The gate applies the gross-exposure cap (does the proposed order push gross past the limit?) and refuses anything when the kill switch is already active. Daily-loss and drawdown breaches do not directly reject orders through check_order; they trip the switch through update, which then makes every subsequent check_order reject everything.

Reading the aggregate

snapshot() returns a PortfolioSnapshot with totals, every per-strategy row (deep-copied so the caller can hold it past the snapshot lock), the current peak equity, the active drawdown, and the list of currently breached rules.

snap = aggregator.snapshot()
print(snap.to_dict())
# {
#   "total_realized_pnl": ...,
#   "total_daily_pnl": ...,
#   "total_gross_exposure": ...,
#   "drawdown_pct": ...,
#   "kill_switch_active": ...,
#   "breaches": [{"rule": "...", "value": ..., "limit": ..., "detail": "..."}, ...],
#   "accounts": [...],
# }

The to_dict() method is JSON-serializable, so you can drop it straight into the runtime-state snapshot file the MCP analytics tools read. If you do, get_pnl and get_kill_switch over MCP automatically reflect portfolio-level state.

After a breach

reset_kill_switch() is the explicit operator action that re-enables trading. The aggregator does not auto-reset; that is intentional. The next update re-evaluates and re-trips the switch if the underlying cause (drawdown, gross exposure, concentration) is still present, so resetting without addressing the cause buys you nothing. Read the breach detail, decide whether to flatten manually, and only then reset.

Thread safety

Every public method takes the aggregator's internal lock. Update from inside on_fill callbacks, check_order from inside RiskManager.preTradeCheck, and snapshot from a background reporter thread; none of those need extra synchronization on the call site.

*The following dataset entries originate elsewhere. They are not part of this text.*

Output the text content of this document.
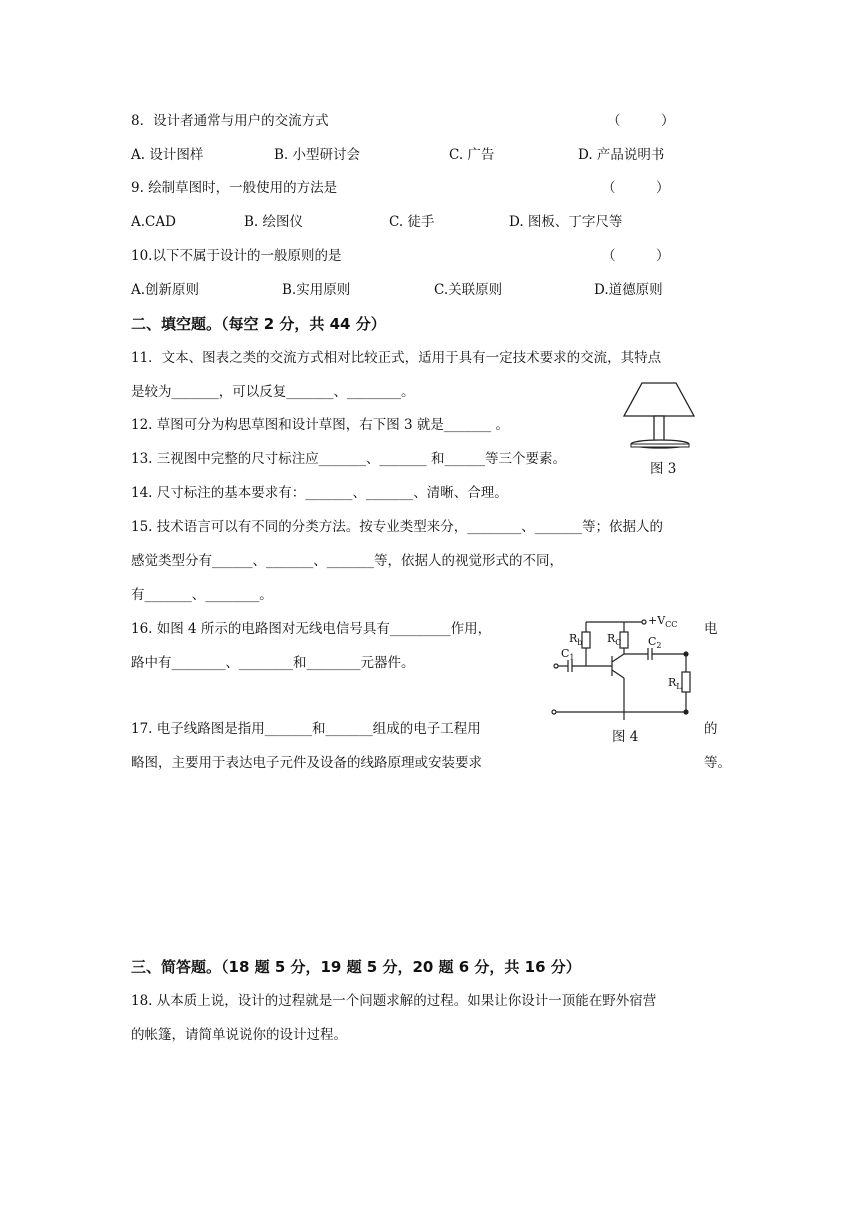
8．设计者通常与用户的交流方式	（　　　）
A. 设计图样	B. 小型研讨会	C. 广告	D. 产品说明书
9. 绘制草图时，一般使用的方法是	（　　　）
A.CAD	B. 绘图仪	C. 徒手	D. 图板、丁字尺等
10.以下不属于设计的一般原则的是	（　　　）
A.创新原则	B.实用原则	C.关联原则	D.道德原则
二、填空题。（每空 2 分，共 44 分）
11．文本、图表之类的交流方式相对比较正式，适用于具有一定技术要求的交流，其特点
是较为_______，可以反复_______、________。
12. 草图可分为构思草图和设计草图，右下图 3 就是_______ 。
13. 三视图中完整的尺寸标注应_______、_______ 和______等三个要素。
图 3
14. 尺寸标注的基本要求有：_______、_______、清晰、合理。
15. 技术语言可以有不同的分类方法。按专业类型来分，________、_______等；依据人的
感觉类型分有______、_______、_______等，依据人的视觉形式的不同，
有_______、________。
16. 如图 4 所示的电路图对无线电信号具有_________作用，	电
路中有________、________和________元器件。
$+V_{CC}$
$R_b$ $R_C$
$C_1$
$C_2$
$R_L$
17. 电子线路图是指用_______和_______组成的电子工程用	的
图 4
略图，主要用于表达电子元件及设备的线路原理或安装要求	等。
三、简答题。（18 题 5 分，19 题 5 分，20 题 6 分，共 16 分）
18. 从本质上说，设计的过程就是一个问题求解的过程。如果让你设计一顶能在野外宿营
的帐篷，请简单说说你的设计过程。
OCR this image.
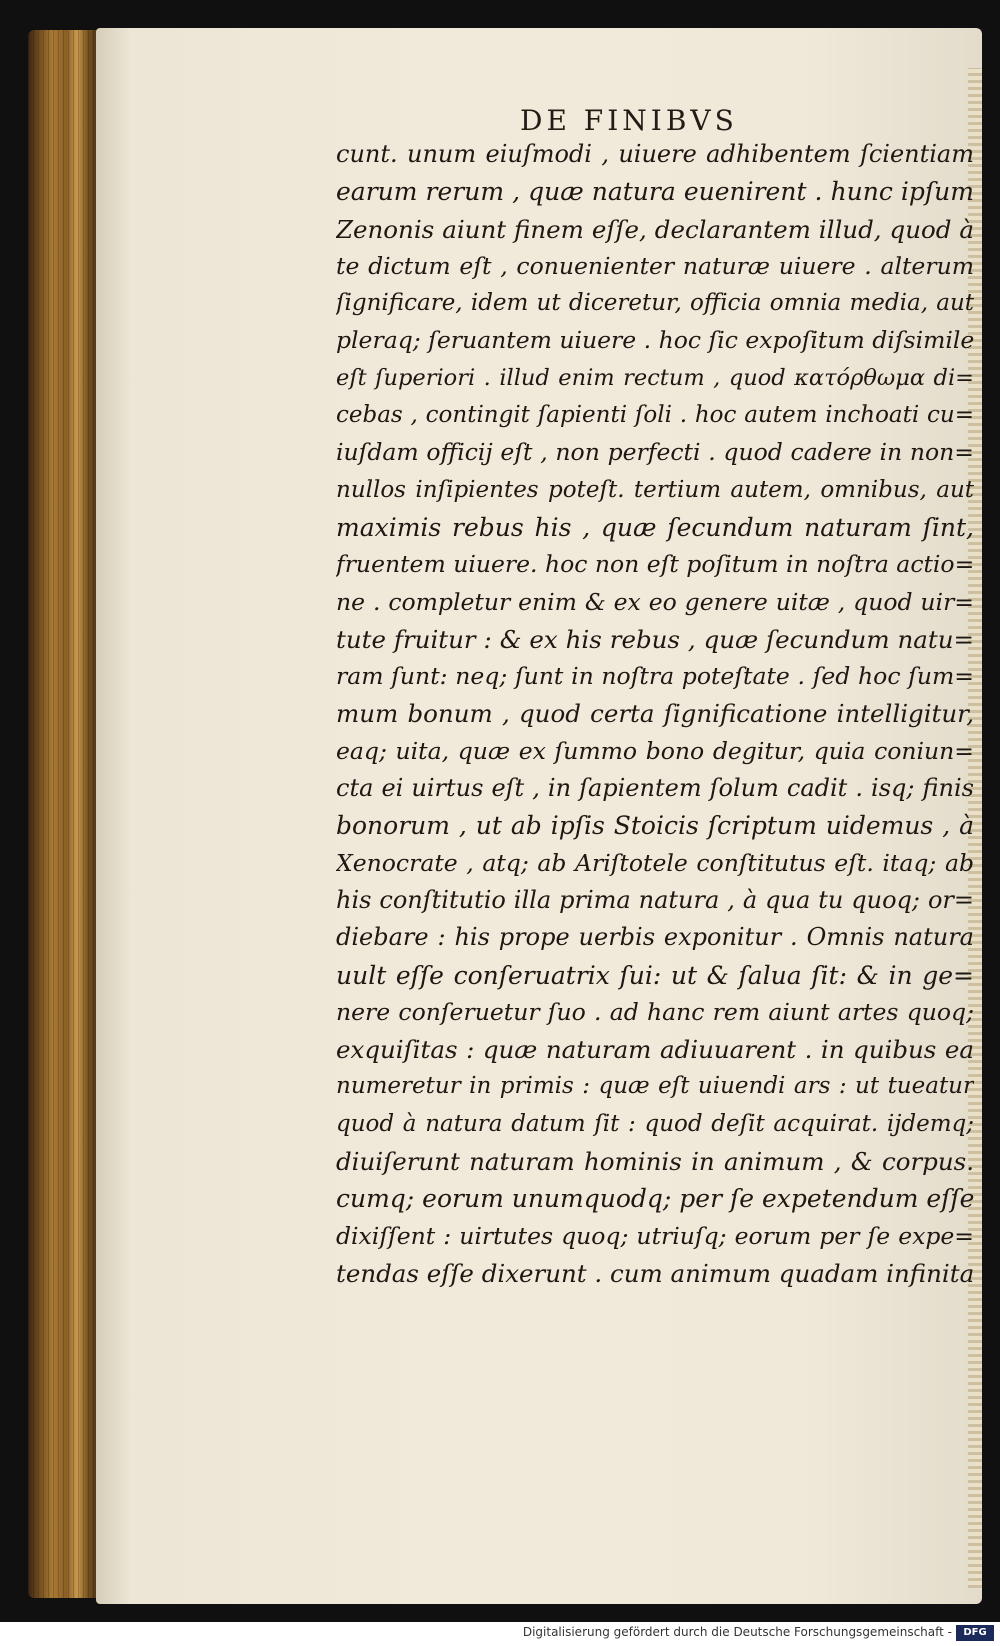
DE FINIBVS
cunt. unum eiuſmodi , uiuere adhibentem ſcientiam
earum rerum , quæ natura euenirent . hunc ipſum
Zenonis aiunt finem eſſe, declarantem illud, quod à
te dictum eſt , conuenienter naturæ uiuere . alterum
ſignificare, idem ut diceretur, officia omnia media, aut
pleraq; ſeruantem uiuere . hoc ſic expoſitum diſsimile
eſt ſuperiori . illud enim rectum , quod κατόρθωμα di=
cebas , contingit ſapienti ſoli . hoc autem inchoati cu=
iuſdam officij eſt , non perfecti . quod cadere in non=
nullos inſipientes poteſt. tertium autem, omnibus, aut
maximis rebus his , quæ ſecundum naturam ſint,
fruentem uiuere. hoc non eſt poſitum in noſtra actio=
ne . completur enim & ex eo genere uitæ , quod uir=
tute fruitur : & ex his rebus , quæ ſecundum natu=
ram ſunt: neq; ſunt in noſtra poteſtate . ſed hoc ſum=
mum bonum , quod certa ſignificatione intelligitur,
eaq; uita, quæ ex ſummo bono degitur, quia coniun=
cta ei uirtus eſt , in ſapientem ſolum cadit . isq; finis
bonorum , ut ab ipſis Stoicis ſcriptum uidemus , à
Xenocrate , atq; ab Ariſtotele conſtitutus eſt. itaq; ab
his conſtitutio illa prima natura , à qua tu quoq; or=
diebare : his prope uerbis exponitur . Omnis natura
uult eſſe conſeruatrix ſui: ut & ſalua ſit: & in ge=
nere conſeruetur ſuo . ad hanc rem aiunt artes quoq;
exquiſitas : quæ naturam adiuuarent . in quibus ea
numeretur in primis : quæ eſt uiuendi ars : ut tueatur
quod à natura datum ſit : quod deſit acquirat. ijdemq;
diuiſerunt naturam hominis in animum , & corpus.
cumq; eorum unumquodq; per ſe expetendum eſſe
dixiſſent : uirtutes quoq; utriuſq; eorum per ſe expe=
tendas eſſe dixerunt . cum animum quadam infinita
Digitalisierung gefördert durch die Deutsche Forschungsgemeinschaft -	DFG
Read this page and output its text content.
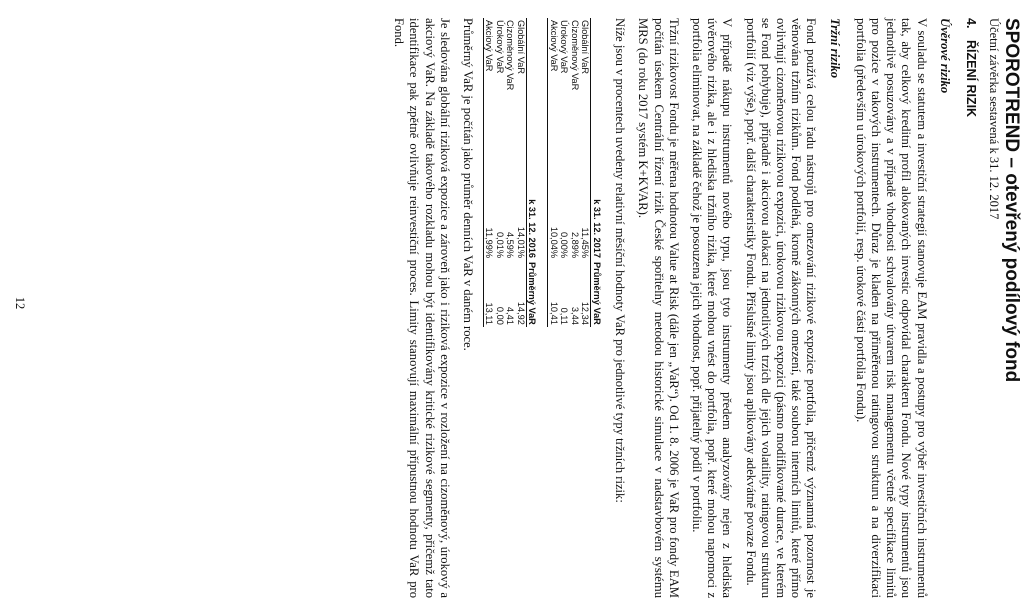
SPOROTREND – otevřený podílový fond
Účetní závěrka sestavená k 31. 12. 2017
4.ŘÍZENÍ RIZIK
Úvěrové riziko

V souladu se statutem a investiční strategií stanovuje EAM pravidla a postupy pro výběr investičních instrumentů tak, aby celkový kreditní profil alokovaných investic odpovídal charakteru Fondu. Nové typy instrumentů jsou jednotlivě posuzovány a v případě vhodnosti schvalovány útvarem risk managementu včetně specifikace limitů pro pozice v takových instrumentech. Důraz je kladen na přiměřenou ratingovou strukturu a na diverzifikaci portfolia (především u úrokových portfolií, resp. úrokové části portfolia Fondu).

Tržní riziko

Fond používá celou řadu nástrojů pro omezování rizikové expozice portfolia, přičemž významná pozornost je věnována tržním rizikům. Fond podléhá, kromě zákonných omezení, také souboru interních limitů, které přímo ovlivňují cizoměnovou rizikovou expozici, úrokovou rizikovou expozici (pásmo modifikované durace, ve kterém se Fond pohybuje), případně i akciovou alokaci na jednotlivých trzích dle jejich volatility, ratingovou strukturu portfolií (viz výše), popř. další charakteristiky Fondu. Příslušné limity jsou aplikovány adekvátně povaze Fondu.

V případě nákupu instrumentů nového typu, jsou tyto instrumenty předem analyzovány nejen z hlediska úvěrového rizika, ale i z hlediska tržního rizika, které mohou vnést do portfolia, popř. které mohou napomoci z portfolia eliminovat, na základě čehož je posouzena jejich vhodnost, popř. přijatelný podíl v portfoliu.

Tržní rizikovost Fondu je měřena hodnotou Value at Risk (dále jen „VaR“). Od 1. 8. 2006 je VaR pro fondy EAM počítán úsekem Centrální řízení rizik České spořitelny metodou historické simulace v nadstavbovém systému MRS (do roku 2017 systém K+KVAR).

Níže jsou v procentech uvedeny relativní měsíční hodnoty VaR pro jednotlivé typy tržních rizik:

	k 31. 12. 2017	Průměrný VaR
Globální VaR	11,45%	12,34
Cizoměnový VaR	2,89%	3,44
Úrokový VaR	0,00%	0,11
Akciový VaR	10,04%	10,41
	k 31. 12. 2016	Průměrný VaR
Globální VaR	14,01%	14,92
Cizoměnový VaR	4,59%	4,41
Úrokový VaR	0,01%	0,00
Akciový VaR	11,99%	13,11

Průměrný VaR je počítán jako průměr denních VaR v daném roce.

Je sledována globální riziková expozice a zároveň jako i riziková expozice v rozložení na cizoměnový, úrokový a akciový VaR. Na základě takového rozkladu mohou být identifikovány kritické rizikové segmenty, přičemž tato identifikace pak zpětně ovlivňuje reinvestiční proces. Limity stanovují maximální přípustnou hodnotu VaR pro Fond.

12
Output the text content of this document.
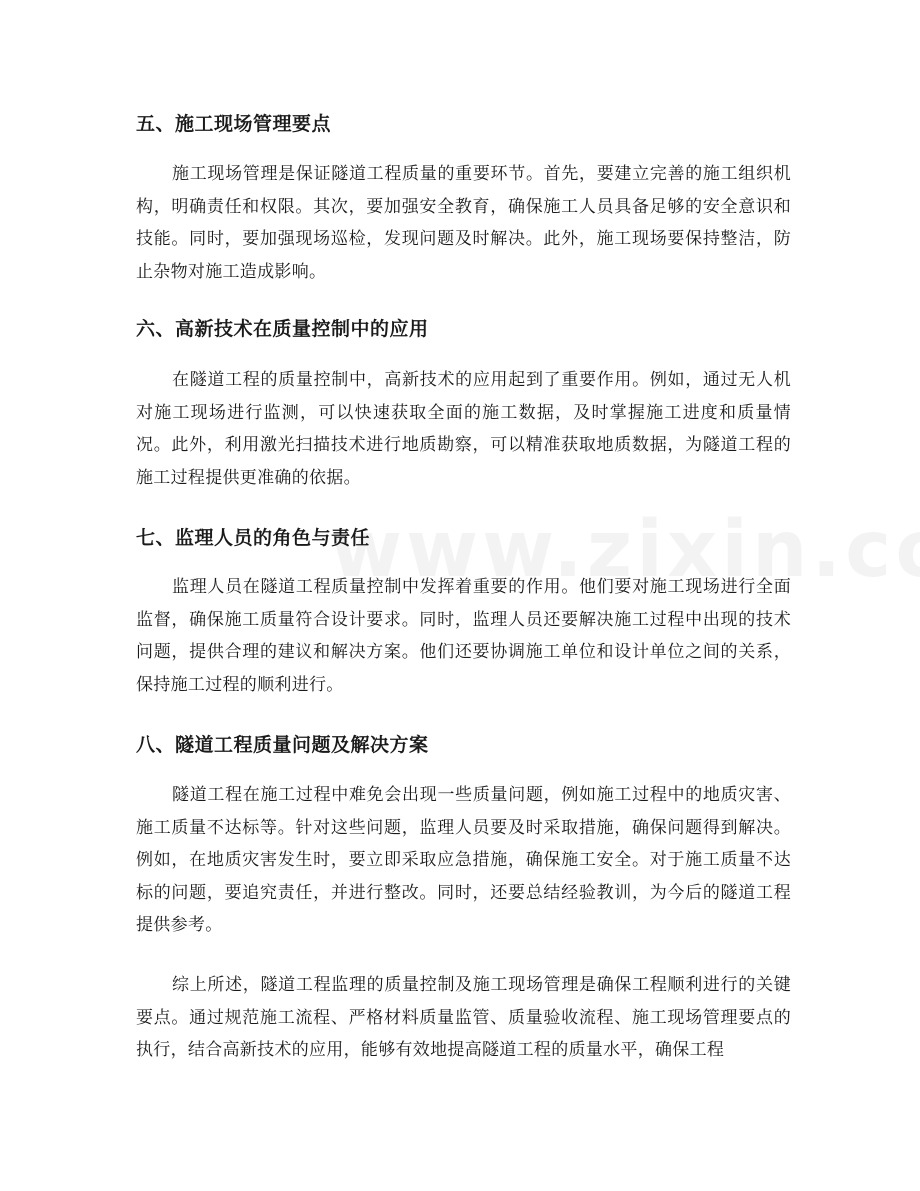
五、施工现场管理要点

施工现场管理是保证隧道工程质量的重要环节。首先，要建立完善的施工组织机构，明确责任和权限。其次，要加强安全教育，确保施工人员具备足够的安全意识和技能。同时，要加强现场巡检，发现问题及时解决。此外，施工现场要保持整洁，防止杂物对施工造成影响。

六、高新技术在质量控制中的应用

在隧道工程的质量控制中，高新技术的应用起到了重要作用。例如，通过无人机对施工现场进行监测，可以快速获取全面的施工数据，及时掌握施工进度和质量情况。此外，利用激光扫描技术进行地质勘察，可以精准获取地质数据，为隧道工程的施工过程提供更准确的依据。

七、监理人员的角色与责任

监理人员在隧道工程质量控制中发挥着重要的作用。他们要对施工现场进行全面监督，确保施工质量符合设计要求。同时，监理人员还要解决施工过程中出现的技术问题，提供合理的建议和解决方案。他们还要协调施工单位和设计单位之间的关系，保持施工过程的顺利进行。

八、隧道工程质量问题及解决方案

隧道工程在施工过程中难免会出现一些质量问题，例如施工过程中的地质灾害、施工质量不达标等。针对这些问题，监理人员要及时采取措施，确保问题得到解决。例如，在地质灾害发生时，要立即采取应急措施，确保施工安全。对于施工质量不达标的问题，要追究责任，并进行整改。同时，还要总结经验教训，为今后的隧道工程提供参考。

综上所述，隧道工程监理的质量控制及施工现场管理是确保工程顺利进行的关键要点。通过规范施工流程、严格材料质量监管、质量验收流程、施工现场管理要点的执行，结合高新技术的应用，能够有效地提高隧道工程的质量水平，确保工程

The optional on_breach callback fires inside the aggregator's lock to keep the breach state consistent across observers. Keep your callback cheap. If you want to do heavy work on a breach (page the operator, open a ticket), enqueue and process on a separate thread.

What's not here

  • Multi-process aggregation. Phase 1 is single-process. Phase 2 will plug in shared state (Redis, file-locked JSON, or a small RPC) without changing the public API.
  • Per-symbol concentration limits. The current concentration rule is per-strategy. Per-symbol is a sensible follow-up when a real user hits the limitation.
  • Time-window PnL. The aggregator carries the values you push in. If you want rolling 1-hour or week-to-date PnL, compute it in your update loop and feed it through one of the existing fields.